L'entraîneur de l'AC Milan, Paulo Fonseca, a déclaré qu'il ne pensait pas à son avenir, tout en insistant sur le fait qu'il ressentait la confiance du club dans le travail qu'il essayait de faire.
Fonseca subit une forte pression pour produire un résultat positif et plusieurs sources fiables suggèrent que il en a besoin d'un pour garder son travailaprès un début de saison qui n'a vu Milan remporter qu'un seul match sur cinq.

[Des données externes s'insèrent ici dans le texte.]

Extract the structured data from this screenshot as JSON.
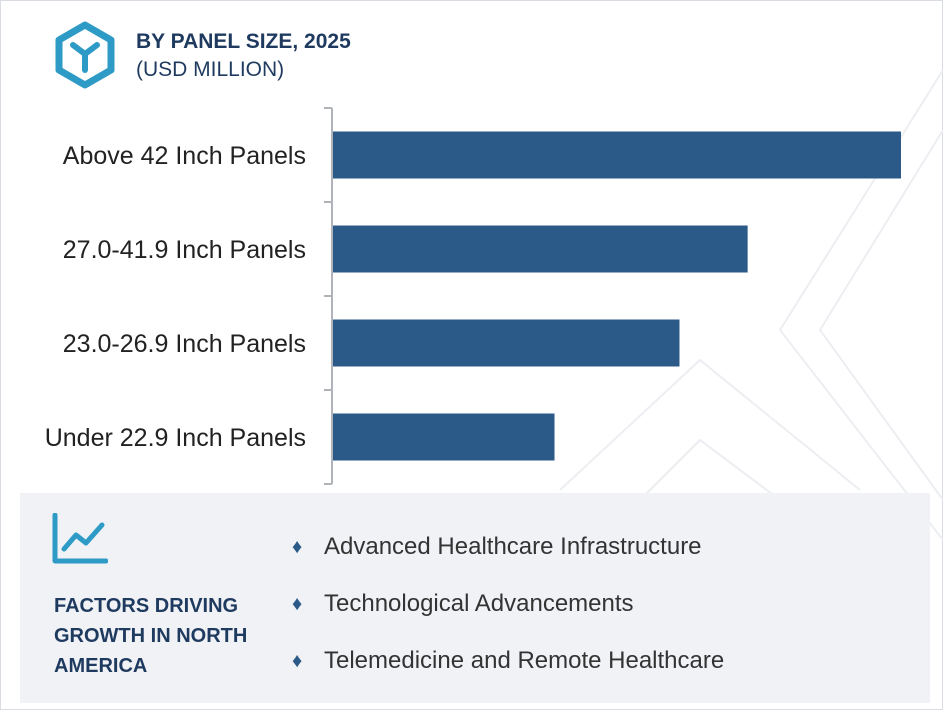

Le dernier coup dur est survenu en milieu de semaine, lorsque Liverpool s'est imposé 3-1 au premier tour de la Ligue des champions, un score qui aurait pu être encore plus dommageable pour l'équilibre du jeu, et qui a complètement évaporé tout l'élan de la victoire 4-0 contre Venise quatre jours auparavant.
Pour couronner le tout, la nature unilatérale du derby au cours des deux dernières saisons et la force actuelle de l'Inter signifient que ce n'est pas le genre de match qui devrait donner lieu à une victoire sur le papier, aussi imprévisible que puisse être le Derby della Madonnina.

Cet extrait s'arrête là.